Eserin ismine baktığınız da;onun klasik bir siret kitabı olduğunu düşünebilirsiniz.Fakat gerçek böyle değildir.Üstad bu eserinde Hz. Peygamberin hayatını ince detaylarıyla anlatmak yerine daha farklı bir yol takip etmiştir.Aslında günümüzde doğru olan da budur.Hz.
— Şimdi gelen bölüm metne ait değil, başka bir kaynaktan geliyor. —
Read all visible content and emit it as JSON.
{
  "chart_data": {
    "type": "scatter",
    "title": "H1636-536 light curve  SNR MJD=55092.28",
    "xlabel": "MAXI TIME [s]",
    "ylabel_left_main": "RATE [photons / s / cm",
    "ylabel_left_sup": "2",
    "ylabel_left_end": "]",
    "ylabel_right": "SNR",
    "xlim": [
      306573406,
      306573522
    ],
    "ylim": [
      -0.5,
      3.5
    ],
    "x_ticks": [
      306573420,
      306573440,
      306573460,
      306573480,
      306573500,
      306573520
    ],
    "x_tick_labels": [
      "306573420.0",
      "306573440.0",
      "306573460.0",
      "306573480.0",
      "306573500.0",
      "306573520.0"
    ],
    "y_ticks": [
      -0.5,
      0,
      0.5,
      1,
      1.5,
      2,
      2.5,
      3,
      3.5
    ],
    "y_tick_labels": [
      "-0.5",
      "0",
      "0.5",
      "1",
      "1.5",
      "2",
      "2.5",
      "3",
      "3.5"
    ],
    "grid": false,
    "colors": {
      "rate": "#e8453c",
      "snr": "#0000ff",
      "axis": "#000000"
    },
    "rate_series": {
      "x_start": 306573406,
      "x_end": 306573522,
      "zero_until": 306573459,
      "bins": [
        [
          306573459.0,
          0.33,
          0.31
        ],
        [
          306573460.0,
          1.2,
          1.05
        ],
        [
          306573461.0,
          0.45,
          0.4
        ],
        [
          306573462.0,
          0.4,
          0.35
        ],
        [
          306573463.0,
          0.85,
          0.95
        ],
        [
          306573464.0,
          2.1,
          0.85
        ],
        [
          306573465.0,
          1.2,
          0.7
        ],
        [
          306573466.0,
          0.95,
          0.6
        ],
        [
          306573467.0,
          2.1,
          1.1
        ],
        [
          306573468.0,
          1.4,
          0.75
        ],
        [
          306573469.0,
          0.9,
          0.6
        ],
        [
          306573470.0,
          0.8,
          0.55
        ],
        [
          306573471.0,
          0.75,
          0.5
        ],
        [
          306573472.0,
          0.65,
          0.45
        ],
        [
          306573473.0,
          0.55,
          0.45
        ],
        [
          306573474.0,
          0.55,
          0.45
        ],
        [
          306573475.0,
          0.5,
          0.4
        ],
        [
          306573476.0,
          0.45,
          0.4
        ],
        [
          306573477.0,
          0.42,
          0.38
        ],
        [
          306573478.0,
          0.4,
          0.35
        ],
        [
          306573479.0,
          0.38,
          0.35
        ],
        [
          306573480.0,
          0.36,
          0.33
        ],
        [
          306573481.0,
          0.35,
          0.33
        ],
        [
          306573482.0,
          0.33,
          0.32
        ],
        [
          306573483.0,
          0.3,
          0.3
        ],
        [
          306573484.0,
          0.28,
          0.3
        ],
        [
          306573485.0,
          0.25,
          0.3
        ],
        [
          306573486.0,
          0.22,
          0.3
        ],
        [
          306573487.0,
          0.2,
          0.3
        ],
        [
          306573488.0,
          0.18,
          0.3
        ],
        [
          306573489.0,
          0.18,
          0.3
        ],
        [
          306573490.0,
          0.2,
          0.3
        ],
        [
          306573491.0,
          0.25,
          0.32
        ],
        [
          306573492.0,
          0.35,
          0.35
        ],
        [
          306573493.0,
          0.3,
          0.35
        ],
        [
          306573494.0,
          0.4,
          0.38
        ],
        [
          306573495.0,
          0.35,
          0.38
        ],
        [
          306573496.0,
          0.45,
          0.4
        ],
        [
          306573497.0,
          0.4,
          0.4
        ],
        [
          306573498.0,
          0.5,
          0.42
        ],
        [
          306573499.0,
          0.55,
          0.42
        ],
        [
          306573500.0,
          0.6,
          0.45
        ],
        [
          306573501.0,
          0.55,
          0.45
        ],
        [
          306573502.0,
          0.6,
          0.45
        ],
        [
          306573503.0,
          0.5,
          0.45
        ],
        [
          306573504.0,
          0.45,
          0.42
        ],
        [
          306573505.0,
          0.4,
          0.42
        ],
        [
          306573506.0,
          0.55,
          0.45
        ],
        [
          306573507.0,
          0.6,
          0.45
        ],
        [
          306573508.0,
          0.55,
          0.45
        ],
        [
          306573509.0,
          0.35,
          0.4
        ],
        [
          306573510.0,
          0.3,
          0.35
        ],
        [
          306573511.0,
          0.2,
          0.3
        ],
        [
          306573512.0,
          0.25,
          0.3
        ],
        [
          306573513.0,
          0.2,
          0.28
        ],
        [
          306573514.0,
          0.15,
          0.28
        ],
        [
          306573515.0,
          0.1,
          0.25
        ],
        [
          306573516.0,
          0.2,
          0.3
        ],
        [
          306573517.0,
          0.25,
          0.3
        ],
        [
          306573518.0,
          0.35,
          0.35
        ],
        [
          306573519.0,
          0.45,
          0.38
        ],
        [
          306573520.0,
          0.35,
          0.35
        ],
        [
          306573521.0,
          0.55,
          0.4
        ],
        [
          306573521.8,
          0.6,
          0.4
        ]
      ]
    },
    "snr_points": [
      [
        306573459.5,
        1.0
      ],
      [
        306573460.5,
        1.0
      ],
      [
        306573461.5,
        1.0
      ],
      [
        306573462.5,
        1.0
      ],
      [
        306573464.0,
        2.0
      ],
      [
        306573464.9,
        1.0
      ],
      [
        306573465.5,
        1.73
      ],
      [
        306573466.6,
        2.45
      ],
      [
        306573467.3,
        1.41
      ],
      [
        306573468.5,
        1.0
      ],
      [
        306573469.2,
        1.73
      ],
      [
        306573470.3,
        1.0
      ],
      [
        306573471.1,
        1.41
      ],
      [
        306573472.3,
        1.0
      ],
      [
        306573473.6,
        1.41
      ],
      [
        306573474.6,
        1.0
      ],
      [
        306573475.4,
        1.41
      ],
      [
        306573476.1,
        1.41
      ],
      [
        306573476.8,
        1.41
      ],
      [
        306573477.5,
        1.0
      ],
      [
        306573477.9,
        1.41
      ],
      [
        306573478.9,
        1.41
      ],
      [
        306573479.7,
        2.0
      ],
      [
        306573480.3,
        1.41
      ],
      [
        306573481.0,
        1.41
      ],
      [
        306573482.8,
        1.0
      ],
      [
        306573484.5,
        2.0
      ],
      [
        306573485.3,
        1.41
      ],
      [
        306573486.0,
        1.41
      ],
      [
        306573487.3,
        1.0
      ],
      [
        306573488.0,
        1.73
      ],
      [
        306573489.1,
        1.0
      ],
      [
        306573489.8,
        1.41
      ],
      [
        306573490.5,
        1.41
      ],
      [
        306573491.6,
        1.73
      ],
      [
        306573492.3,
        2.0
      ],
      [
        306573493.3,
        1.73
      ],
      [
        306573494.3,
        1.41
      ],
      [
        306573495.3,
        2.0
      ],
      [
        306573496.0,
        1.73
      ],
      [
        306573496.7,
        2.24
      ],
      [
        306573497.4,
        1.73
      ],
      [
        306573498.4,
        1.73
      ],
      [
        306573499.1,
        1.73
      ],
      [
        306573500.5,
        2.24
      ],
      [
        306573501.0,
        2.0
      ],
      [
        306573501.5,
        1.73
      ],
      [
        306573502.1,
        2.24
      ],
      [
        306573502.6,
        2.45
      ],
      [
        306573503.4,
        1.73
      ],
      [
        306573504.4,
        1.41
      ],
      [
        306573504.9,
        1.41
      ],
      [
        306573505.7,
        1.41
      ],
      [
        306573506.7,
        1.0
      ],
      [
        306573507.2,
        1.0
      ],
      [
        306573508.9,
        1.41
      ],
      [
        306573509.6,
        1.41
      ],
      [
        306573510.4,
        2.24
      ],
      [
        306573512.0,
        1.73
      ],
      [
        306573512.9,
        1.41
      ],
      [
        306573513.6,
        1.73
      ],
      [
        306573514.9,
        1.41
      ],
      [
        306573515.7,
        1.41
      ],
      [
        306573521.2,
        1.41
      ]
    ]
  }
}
Peygamberi hayatının her dönemi ile anlatan eserler oldukça fazladır.Fakat bu eser gibi onun yaşadığı ortamı sosyal,siyasal,askeri,kültürel ve dini çevresi ile ele alan eserler ise pek nadirdir.Bu aslında bir çeşit ”nebevi hareket metodu” dur.
Üstad kitabında hiç kaynak kullanmamıştır.Kitabın sonunda ise herhangi bir kaynakça yoktur.Kitapta dipnot da hiç yoktur diyebiliriz.Bazı kaynaklara metin içerisinde atıflar vardır fakat bu da son derece kısıtlıdır.Üstad kitabında hiç haber kritiği yapmamıştır.Verdiği tüm bilgileri hiçbir eleştiri süzgecinden geçirmeden olduğu gibi nakletmiştir.Aslında bu durum Muhammed Hamidullah gibi bir isim için hiç de normal değildir.Onun kitaplarını okuyanlar ne demek istediğimi gayet rahat anlarlar.

Başta da söylemiş olduğum gibi ben bu kitabı üstada hiç yakıştıramadım.Kitapta tabiî ki bir çok değerli bilgi bulunmaktadır fakat bazı konular var ki yenilir yutulur cinsten değildir.Mesela üstadın sahih diye nakletmiş olduğu bir hadis vardır ki;uydurma olduğunu bir çok muhaddis söylemektedir.Ve bu hadis mana olarak vahdet-i vucud nazariyesini destekleyen bir mahiyete sahiptir.
Her ne kadar üstad gibi değerli bir alimi eleştiriyorsam da bu tamamen iyi niyetimden kaynaklanmaktadır.Yoksa üstada her hangi bir düşmanlığım söz konusu değildir.Bilakis kendisini çok severim ve istifade ederim.Allah mekanını cennet eylesin.